EW: We have 13 children
The oldest is Selinda. Cody is the oldest son, then Lauralee, Calvin, Michaela, Monica, Alex, Jacob and Jesse (twins), Spencer, Kathryn, Rebecca, Stuart.
I have 6 daughters and 7 sons. It was tradition in our house to get the new baby on a horse for a ride within the first week. They grew up riding and working around livestock. Four daughters competed in local rodeo queen contest and high school rodeo.
All of my kids have been to college. Education is big in our house.
CIS: How often do you get to attend the NFR or other rodeos your sons compete in? Is it stressful watching?
EW: I have always gone to watch the NFR ever since Cody made it in 2003. I used to go the first weekend on Friday and then come home on Sunday night and teach school until Thursday and then go back for the Thursday night round and then stay until the end. That completely ran me ragged. I now take the week off of school, much nicer.
CIS: What advice would you give a mother raising a family today?
EW: I personally don’t know how anyone can raise a family without the gospel of Jesus Christ to guide and bless your life Read your scriptures and other good books that invite the spirit to be with you.
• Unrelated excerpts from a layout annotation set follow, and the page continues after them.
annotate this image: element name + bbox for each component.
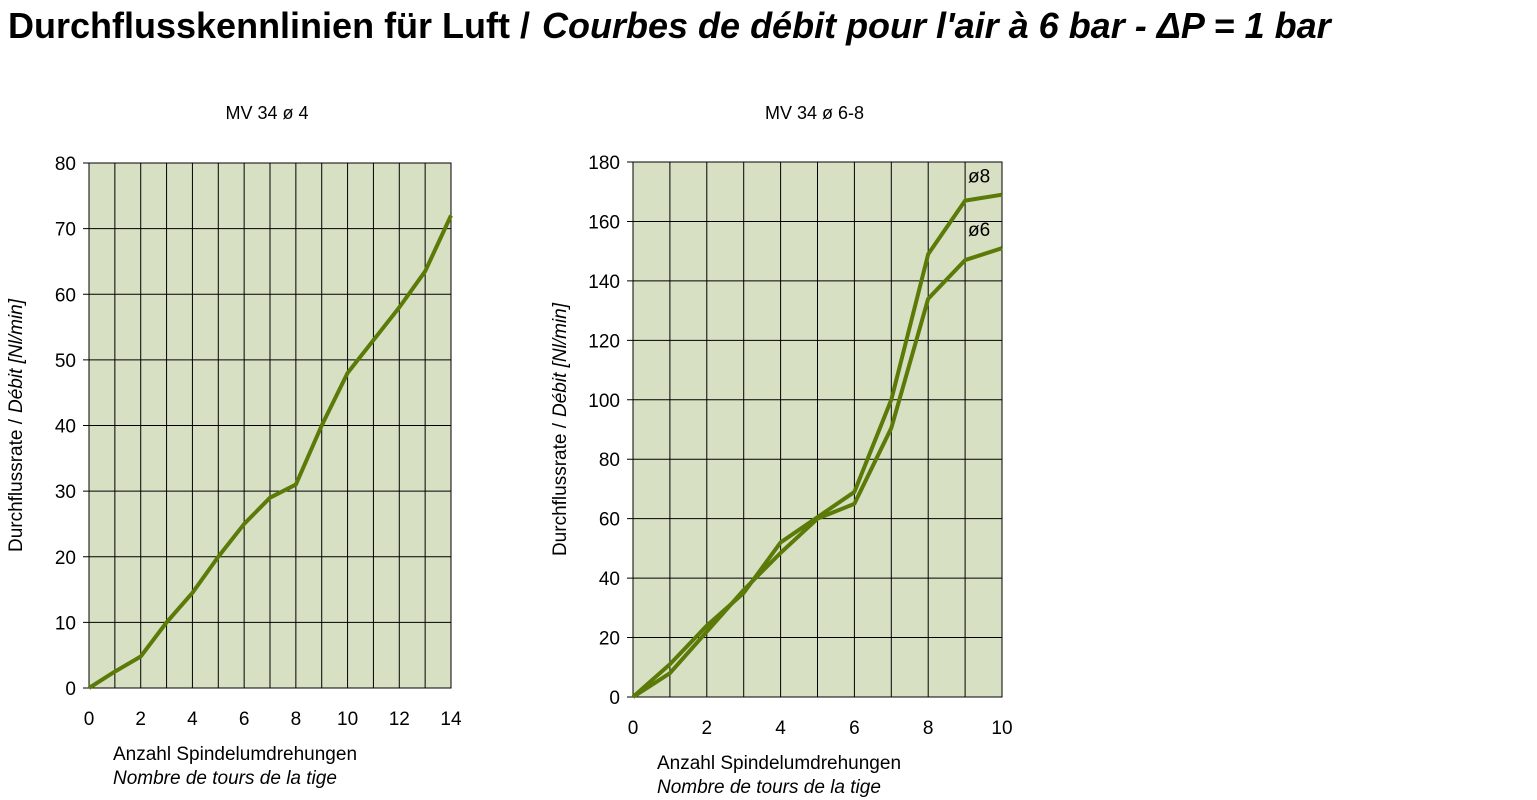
x-axis-label: Anzahl Spindelumdrehungen [113, 744, 357, 765]
x-tick-label: 4 [187, 709, 198, 730]
data-line [631, 246, 1003, 699]
y-label-fr: Débit [Nl/min] [550, 302, 571, 417]
y-label-de: Durchflussrate / [550, 422, 571, 556]
y-tick-label: 10 [55, 613, 76, 634]
x-tick-label: 4 [775, 718, 786, 739]
y-tick-label: 60 [55, 285, 76, 306]
y-tick-label: 140 [588, 272, 620, 293]
x-tick-label: 6 [849, 718, 860, 739]
y-tick-label: 0 [609, 688, 620, 709]
y-tick-label: 160 [588, 212, 620, 233]
series-label: ø8 [968, 167, 990, 188]
y-tick-label: 80 [599, 450, 620, 471]
y-tick-label: 20 [599, 629, 620, 650]
chart-title: MV 34 ø 6-8 [765, 103, 864, 123]
y-tick-label: 30 [55, 482, 76, 503]
y-tick-label: 120 [588, 331, 620, 352]
y-axis-label: Durchflussrate / Débit [Nl/min] [6, 298, 27, 552]
y-tick-label: 40 [599, 569, 620, 590]
x-tick-label: 14 [440, 709, 462, 730]
y-tick-label: 70 [55, 220, 76, 241]
y-tick-label: 40 [55, 417, 76, 438]
x-tick-label: 8 [923, 718, 934, 739]
x-tick-label: 12 [389, 709, 410, 730]
x-tick-label: 10 [991, 718, 1012, 739]
y-tick-label: 0 [65, 679, 76, 700]
y-tick-label: 80 [55, 154, 76, 175]
chart-title: MV 34 ø 4 [225, 103, 308, 123]
x-tick-label: 6 [239, 709, 250, 730]
x-axis-label: Nombre de tours de la tige [657, 777, 881, 798]
y-label-fr: Débit [Nl/min] [6, 298, 27, 413]
y-tick-label: 180 [588, 153, 620, 174]
page-title: Durchflusskennlinien für Luft / Courbes d… [8, 5, 1333, 46]
y-label-de: Durchflussrate / [6, 418, 27, 552]
title-de: Durchflusskennlinien für Luft / [8, 5, 530, 46]
y-tick-label: 50 [55, 351, 76, 372]
data-line [87, 214, 453, 690]
x-axis-label: Nombre de tours de la tige [113, 768, 337, 789]
x-tick-label: 0 [628, 718, 639, 739]
title-fr: Courbes de débit pour l'air à 6 bar - ΔP… [542, 5, 1333, 46]
x-axis-label: Anzahl Spindelumdrehungen [657, 753, 901, 774]
series-label: ø6 [968, 220, 990, 241]
x-tick-label: 2 [702, 718, 713, 739]
x-tick-label: 0 [84, 709, 95, 730]
x-tick-label: 10 [337, 709, 358, 730]
x-tick-label: 2 [135, 709, 146, 730]
x-tick-label: 8 [291, 709, 302, 730]
y-axis-label: Durchflussrate / Débit [Nl/min] [550, 302, 571, 556]
y-tick-label: 20 [55, 548, 76, 569]
y-tick-label: 100 [588, 391, 620, 412]
y-tick-label: 60 [599, 510, 620, 531]
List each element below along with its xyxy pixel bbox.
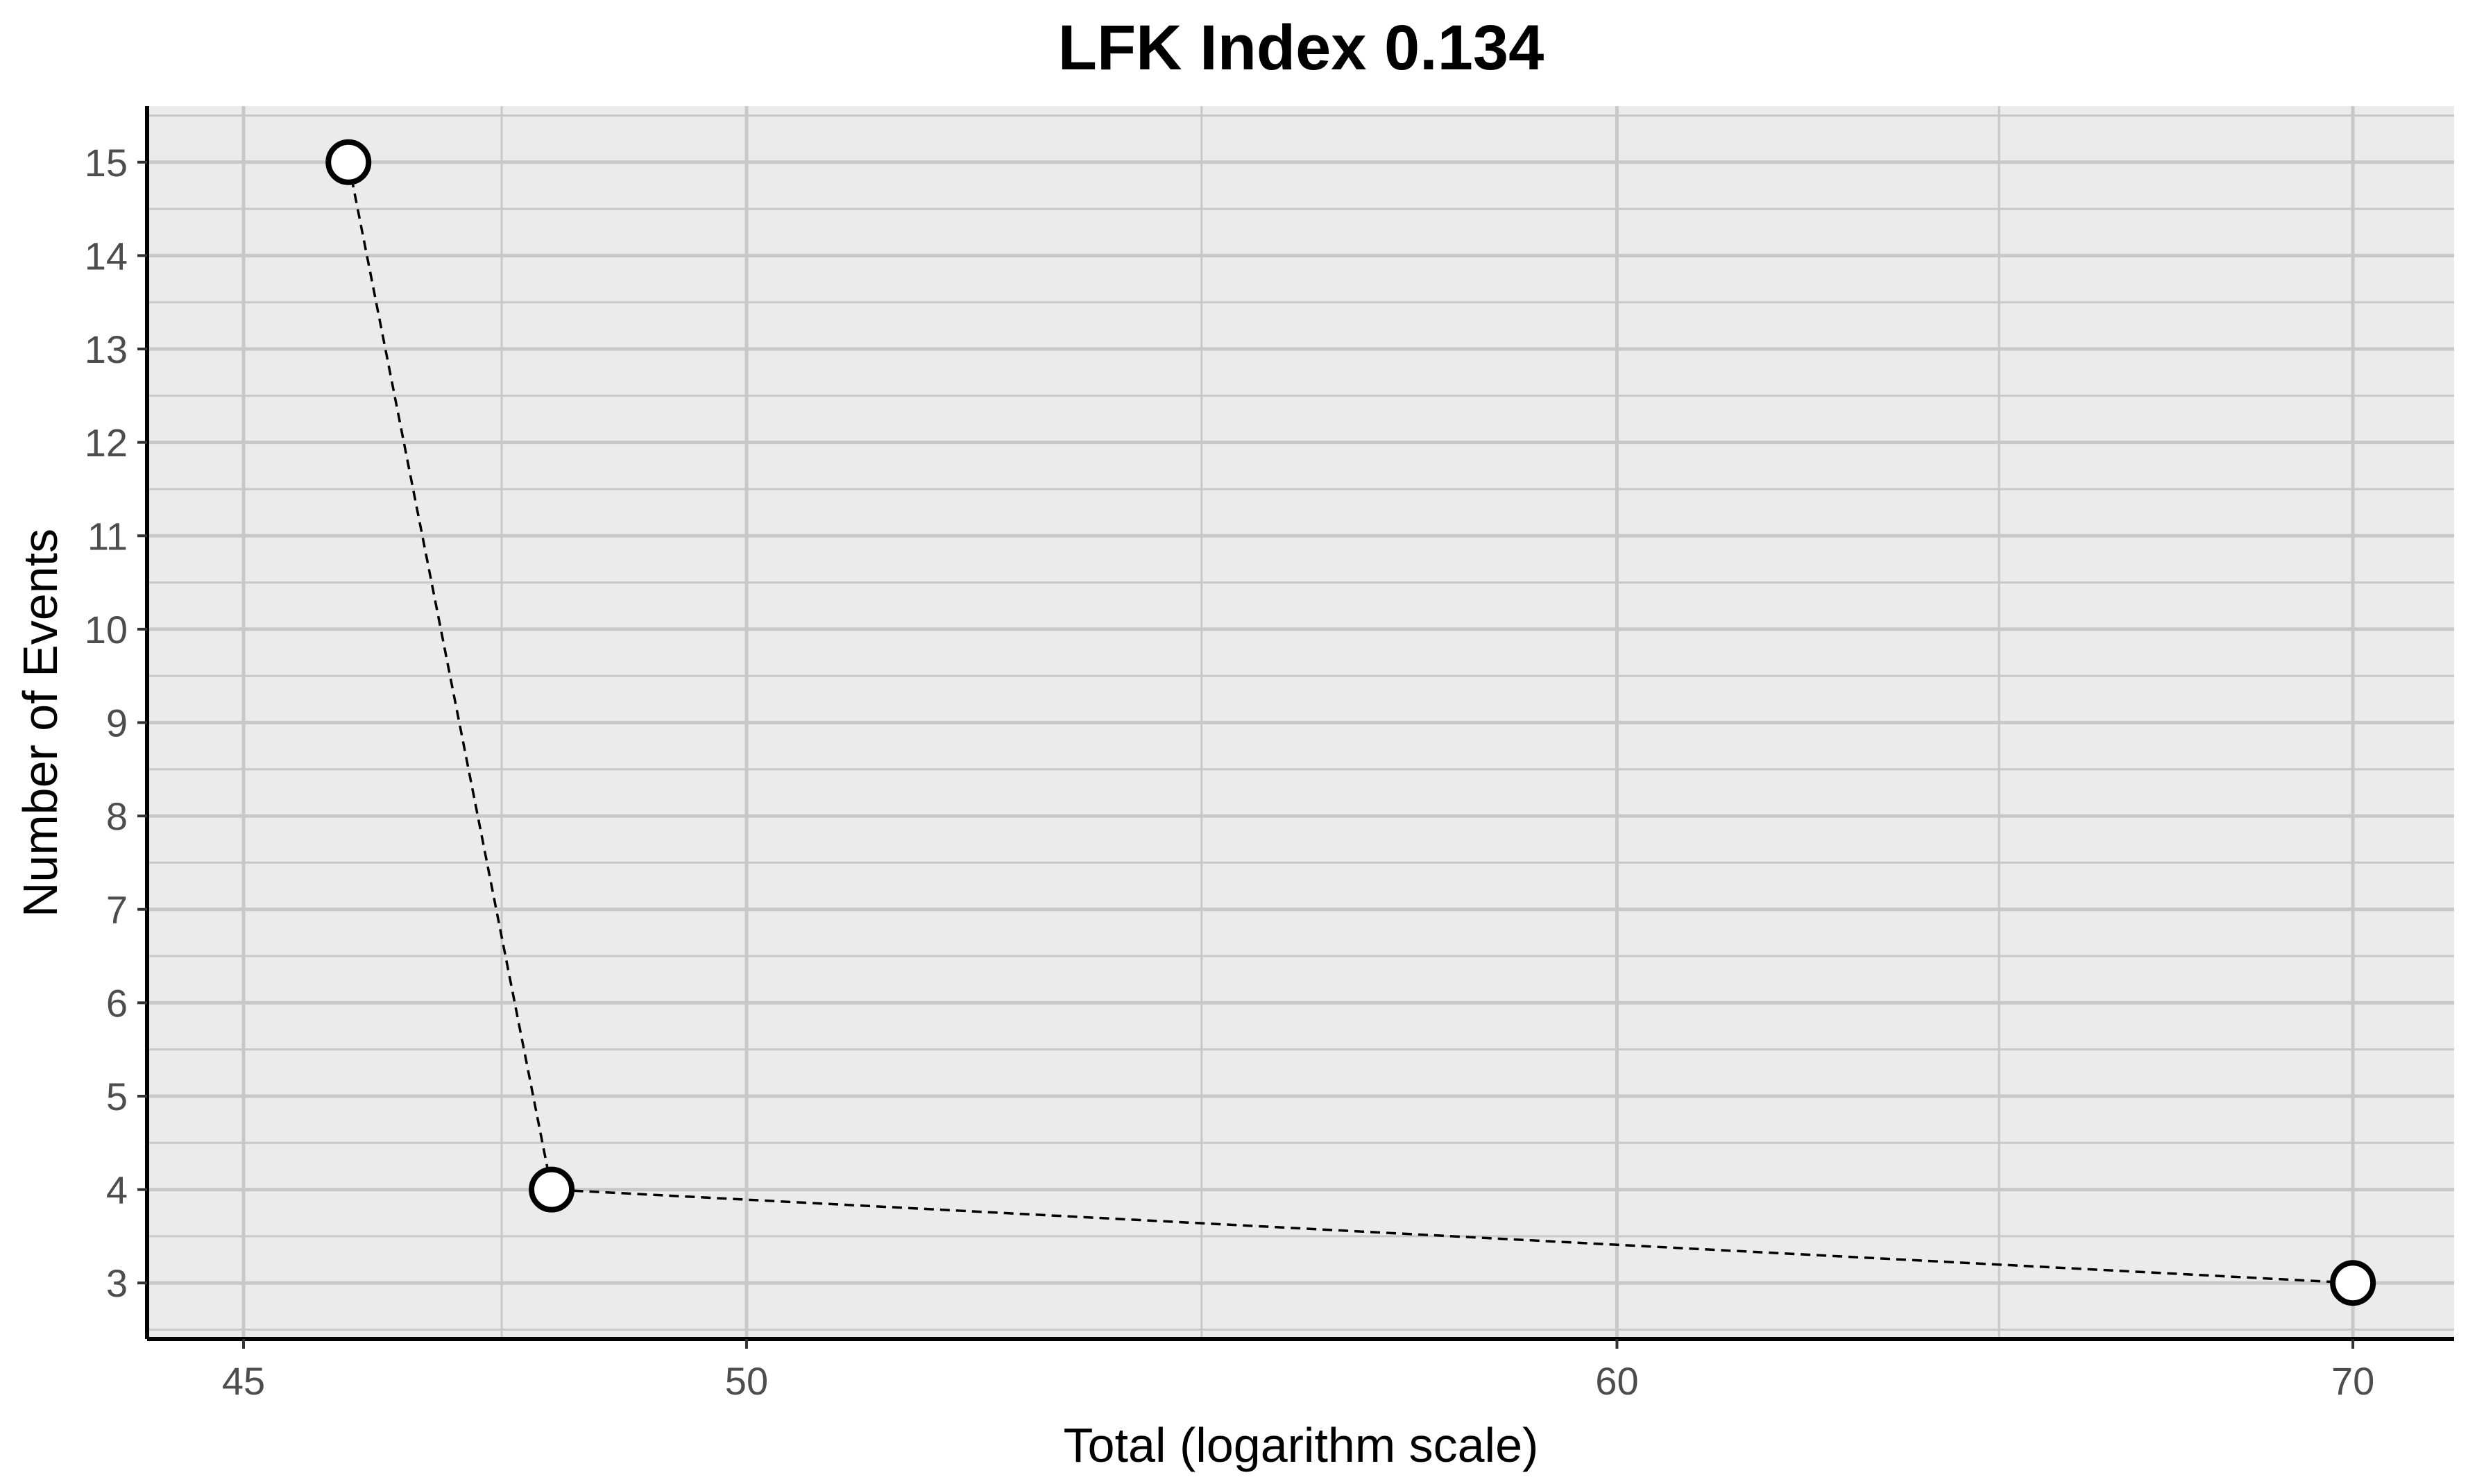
y-tick-label: 11 [87,514,128,558]
data-point [325,139,372,185]
x-tick-label: 70 [2331,1359,2374,1403]
data-point [529,1166,575,1213]
data-points [325,139,2376,1306]
y-tick-label: 4 [106,1168,128,1212]
data-point [2330,1260,2376,1306]
y-tick-label: 3 [106,1261,128,1305]
y-tick-label: 15 [85,141,128,185]
y-tick-label: 14 [85,234,128,278]
x-tick-label: 50 [725,1359,768,1403]
x-axis-title: Total (logarithm scale) [1064,1418,1539,1472]
chart-title: LFK Index 0.134 [1058,12,1544,83]
y-tick-label: 5 [106,1075,128,1118]
y-tick-label: 13 [85,327,128,371]
y-tick-label: 10 [85,608,128,651]
y-tick-label: 12 [85,421,128,465]
y-tick-label: 8 [106,794,128,838]
y-axis-title: Number of Events [13,529,67,917]
x-tick-label: 45 [222,1359,265,1403]
y-tick-label: 9 [106,701,128,745]
grid-lines [147,106,2454,1339]
y-tick-label: 7 [106,888,128,932]
x-tick-label: 60 [1595,1359,1638,1403]
y-tick-label: 6 [106,981,128,1025]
Be prayerful and live for the spirit. Do good toward and speak kindly about others. Set a good example of Christ like attributes in your personal life. How you choose to live personally speaks volumes and will preach a daily sermon to your children. You can’t give what you don’t have. Be the kind of person you want your children to be. Take time to be a wife. Nurture your relationship with your husband. They say that the greatest thing a father can do for his children is to love their mother. Likewise, we need to love the father of our children.
CIS: Any future goals, plans you would like to share?
EW: Future plans? At this point, I am just taking life one day at a time and trying to be the best I can be. The bigger my family gets, the smaller I feel. I think that is because I want to do and be so much more and I am just one, small, moral woman and I have trials and imperfections of my own. All I can do is love, love, love and serve, serve, serve where I can and however I can.